“Play To Satisfy What Your Ears Want” aka Drunk In NYC

In early 2016 Kevin Murphy (great drummer, great guy, currently working with Randy Houser) posted some great advice on the Nashville Drummers Facebook group. It was something every drummer needs to hear, but not everyone has the guts to tell it to us. I’m pretty sure he was snowed in, in NYC, surfing Facebook in the middle of the night, and was probably replying back to other postings he had read. He entitled it “Drunk In NYC.” Here it is: 

Every once in a while I see discussions here about professionalism or attaining/keeping gigs. Here’s an unsolicited opinion on both: 
No matter what heights you have reached or fallen short of, if you spend half of your time defining yourself by other people you have brushed up against in your life and the other half pissing and moaning about someone you once worked with, you aren’t professional, you’re pathetic, and no one will want to hire you or take you seriously. 
Always move forward, always try to play to satisfy what your ears want. If you’re right for the situation you will remain, if not, moving on is better than pretending. 
Surrounding yourself with enablers won’t help anything. Get it together and try. Introduce yourself to new people without feeling the need to announce who you play for or used to play for or the new thing you’re pushing. You’ll at least get credit for that whether you can play or not. 
Signed, 
Drunk in NYC 

There was one line that jumped out at me, that I have been thinking about on and off for years. “always try to play to satisfy what your ears want.” I bet Kevin meant that we should be more concerned about becoming the best player we can be, rather than all the other things he mentions. But it took me back to issues I’ve had from time to time with drum education and how it derailed my progress, until I figured out what was actually happening between my ears. Here’s what happened to me…. 
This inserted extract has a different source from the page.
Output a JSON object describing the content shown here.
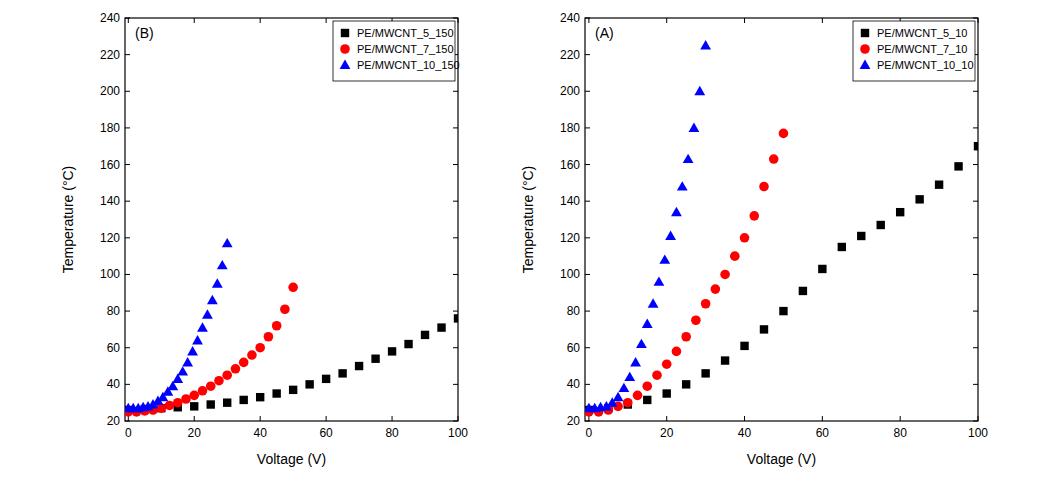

I was just out of college, working at a drum shop, developing a teaching practice, and studying anytime I could. Chick Corea’s Electric Band records had come out, and Dave Weckl became the new hot drum idol. Me and every other drummer bought his Contemporary Drummer + One. Everybody got piccolo snare drums and put a rack tom on the other side of their hi-hat. Of course these hi hats were his 13” K/Z combination. (That shows you how drum fads change; now the cool thing are 16-18” hats!) Then I got all the instructional tapes and DVD’s: Terry Bozzio, Steve Smith, Steve Gadd. I would work on them, but something wasn’t quite right. After awhile it dawned on me that a lot of that stuff didn’t “satisfy what my ears wanted.” About that time, I read an interview in Modern Drummer. I don’t remember who said it, but the quote was like, “yeah I would go out to see these great drummers, and I could hold up a card that said ‘10’ in terms of their ability. It satisfied me intellectually, but it didn’t grab me emotionally. And it sure wasn’t something that I could take my wife out to enjoy. She would hate it.” 
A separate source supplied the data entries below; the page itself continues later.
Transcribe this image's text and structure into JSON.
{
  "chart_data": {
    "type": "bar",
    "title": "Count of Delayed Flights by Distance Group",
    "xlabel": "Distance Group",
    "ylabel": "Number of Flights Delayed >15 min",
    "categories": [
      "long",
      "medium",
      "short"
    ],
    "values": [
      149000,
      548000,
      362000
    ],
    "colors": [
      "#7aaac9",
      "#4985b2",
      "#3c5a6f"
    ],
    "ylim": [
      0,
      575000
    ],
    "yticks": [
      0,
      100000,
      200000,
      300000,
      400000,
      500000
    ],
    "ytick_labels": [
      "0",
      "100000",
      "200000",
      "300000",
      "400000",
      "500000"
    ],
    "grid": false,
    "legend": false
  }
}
Then I began to realize one of the failed concepts of drum educational materials. I’m sure this applies to other instruments as well. We purchase, or download, or listen to the work of our favorite players. But what we’re actually trying to do is to learn what it took them ten, twenty, even thirty years to arrive at. I didn’t have all the formative experiences that Terry Bozzio went through, to allow him to be able to play this fabulous stuff. I had a hard time understanding it, let alone playing it, because I hadn’t experienced everything that brought him to that place. Thinking that if you get this Jojo Mayer DVD, you’ll play like Jojo Mayer, is a failed approach. That’s just as dangerous as walking into a music store, covered with pictures of your favorite artists and their gear, thinking that if you buy Joe Bonamassa’s guitar, you’re going to sound like Joe Bonamassa. Of course not, you haven’t lived all of those experiences that made Joe the great guitar player that he is. Buying a pair of Air Jordans won’t allow you to…you get the idea. 
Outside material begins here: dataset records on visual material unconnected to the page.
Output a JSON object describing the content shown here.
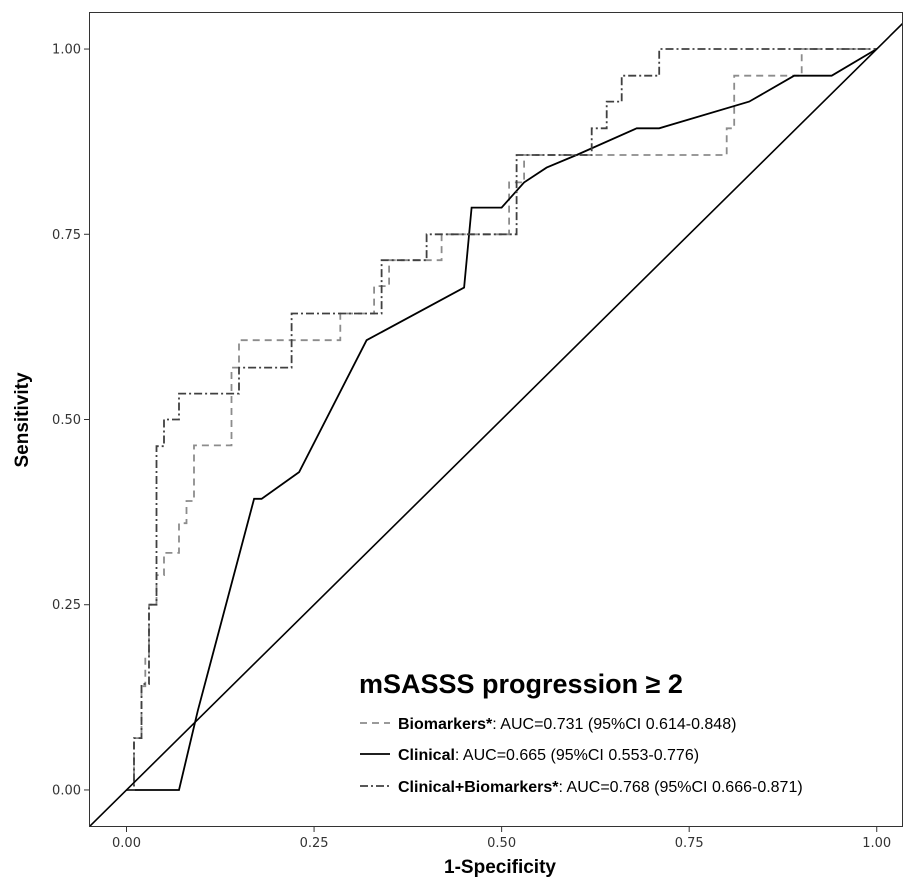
{
  "chart_data": {
    "type": "line",
    "xlabel": "1-Specificity",
    "ylabel": "Sensitivity",
    "xlim": [
      -0.05,
      1.035
    ],
    "ylim": [
      -0.05,
      1.05
    ],
    "x_ticks": [
      "0.00",
      "0.25",
      "0.50",
      "0.75",
      "1.00"
    ],
    "y_ticks": [
      "0.00",
      "0.25",
      "0.50",
      "0.75",
      "1.00"
    ],
    "grid": false,
    "legend": {
      "title": "mSASSS progression ≥ 2",
      "position": "bottom-right",
      "entries": [
        {
          "name": "Biomarkers*",
          "text": ": AUC=0.731  (95%CI  0.614-0.848)"
        },
        {
          "name": "Clinical",
          "text": ": AUC=0.665  (95%CI  0.553-0.776)"
        },
        {
          "name": "Clinical+Biomarkers*",
          "text": ": AUC=0.768  (95%CI  0.666-0.871)"
        }
      ]
    },
    "series": [
      {
        "name": "Biomarkers*",
        "style": "dashed",
        "color": "#8c8c8c",
        "points": [
          [
            0,
            0
          ],
          [
            0.01,
            0
          ],
          [
            0.01,
            0.07
          ],
          [
            0.02,
            0.07
          ],
          [
            0.02,
            0.14
          ],
          [
            0.025,
            0.14
          ],
          [
            0.025,
            0.18
          ],
          [
            0.03,
            0.18
          ],
          [
            0.03,
            0.25
          ],
          [
            0.04,
            0.25
          ],
          [
            0.04,
            0.29
          ],
          [
            0.05,
            0.29
          ],
          [
            0.05,
            0.32
          ],
          [
            0.07,
            0.32
          ],
          [
            0.07,
            0.36
          ],
          [
            0.08,
            0.36
          ],
          [
            0.08,
            0.39
          ],
          [
            0.09,
            0.39
          ],
          [
            0.09,
            0.465
          ],
          [
            0.14,
            0.465
          ],
          [
            0.14,
            0.57
          ],
          [
            0.15,
            0.57
          ],
          [
            0.15,
            0.607
          ],
          [
            0.285,
            0.607
          ],
          [
            0.285,
            0.643
          ],
          [
            0.33,
            0.643
          ],
          [
            0.33,
            0.68
          ],
          [
            0.35,
            0.68
          ],
          [
            0.35,
            0.715
          ],
          [
            0.42,
            0.715
          ],
          [
            0.42,
            0.75
          ],
          [
            0.51,
            0.75
          ],
          [
            0.51,
            0.82
          ],
          [
            0.53,
            0.82
          ],
          [
            0.53,
            0.857
          ],
          [
            0.8,
            0.857
          ],
          [
            0.8,
            0.893
          ],
          [
            0.81,
            0.893
          ],
          [
            0.81,
            0.964
          ],
          [
            0.9,
            0.964
          ],
          [
            0.9,
            1.0
          ],
          [
            1.0,
            1.0
          ]
        ]
      },
      {
        "name": "Clinical",
        "style": "solid",
        "color": "#000000",
        "points": [
          [
            0,
            0
          ],
          [
            0.07,
            0
          ],
          [
            0.095,
            0.107
          ],
          [
            0.17,
            0.393
          ],
          [
            0.18,
            0.393
          ],
          [
            0.23,
            0.429
          ],
          [
            0.32,
            0.607
          ],
          [
            0.45,
            0.678
          ],
          [
            0.46,
            0.786
          ],
          [
            0.5,
            0.786
          ],
          [
            0.53,
            0.82
          ],
          [
            0.56,
            0.84
          ],
          [
            0.6,
            0.857
          ],
          [
            0.68,
            0.893
          ],
          [
            0.71,
            0.893
          ],
          [
            0.83,
            0.929
          ],
          [
            0.89,
            0.964
          ],
          [
            0.94,
            0.964
          ],
          [
            1.0,
            1.0
          ]
        ]
      },
      {
        "name": "Clinical+Biomarkers*",
        "style": "dashdot",
        "color": "#404040",
        "points": [
          [
            0,
            0
          ],
          [
            0.01,
            0
          ],
          [
            0.01,
            0.07
          ],
          [
            0.02,
            0.07
          ],
          [
            0.02,
            0.143
          ],
          [
            0.03,
            0.143
          ],
          [
            0.03,
            0.25
          ],
          [
            0.04,
            0.25
          ],
          [
            0.04,
            0.464
          ],
          [
            0.05,
            0.464
          ],
          [
            0.05,
            0.5
          ],
          [
            0.07,
            0.5
          ],
          [
            0.07,
            0.535
          ],
          [
            0.15,
            0.535
          ],
          [
            0.15,
            0.57
          ],
          [
            0.22,
            0.57
          ],
          [
            0.22,
            0.643
          ],
          [
            0.34,
            0.643
          ],
          [
            0.34,
            0.715
          ],
          [
            0.4,
            0.715
          ],
          [
            0.4,
            0.75
          ],
          [
            0.52,
            0.75
          ],
          [
            0.52,
            0.857
          ],
          [
            0.62,
            0.857
          ],
          [
            0.62,
            0.893
          ],
          [
            0.64,
            0.893
          ],
          [
            0.64,
            0.929
          ],
          [
            0.66,
            0.929
          ],
          [
            0.66,
            0.964
          ],
          [
            0.71,
            0.964
          ],
          [
            0.71,
            1.0
          ],
          [
            1.0,
            1.0
          ]
        ]
      },
      {
        "name": "",
        "style": "solid",
        "color": "#000000",
        "role": "reference-diagonal",
        "points": [
          [
            -0.05,
            -0.05
          ],
          [
            1.035,
            1.035
          ]
        ]
      }
    ]
  }
}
Without even realizing it at the time, my ears started drawing me to other drummers and other music that was more satisfying. I started to just naturally feel a musical kinship to some drummers more than others, just like I ‘get along’ with some people better than others. For me at the time, it was guys like Bernard Purdie, Steve Jordan, Kenny Aronoff, Jeff Porcaro & Craig Krampf. Most of them were primarily known as groove players, rather than chops players. Their playing would hit me on an emotional level, as well as intellectual. Listening to, and practicing along to what they played, was more satisfying; I could do it for hours. 

So what’s my point here? Of course, I’m not suggesting you avoid material that is difficult at first. Just know how to deal with the frustration, so you avoid the roadblocks. For me, I dug back into some of the same materials that Weckl used as he was coming up, so I could also experience some of what made him so great. That lead me to studying Gary Chester’s New Breed. 

I guess Kevin’s original advice can be applied in a number of ways. “Play to satisfy what your ears want.” There are probably five other blogs that could be written from everything else Kevin touched on, but I’ll let someone else write ‘em. Thank you Kevin for the great thoughts! You are an inspiration to us all.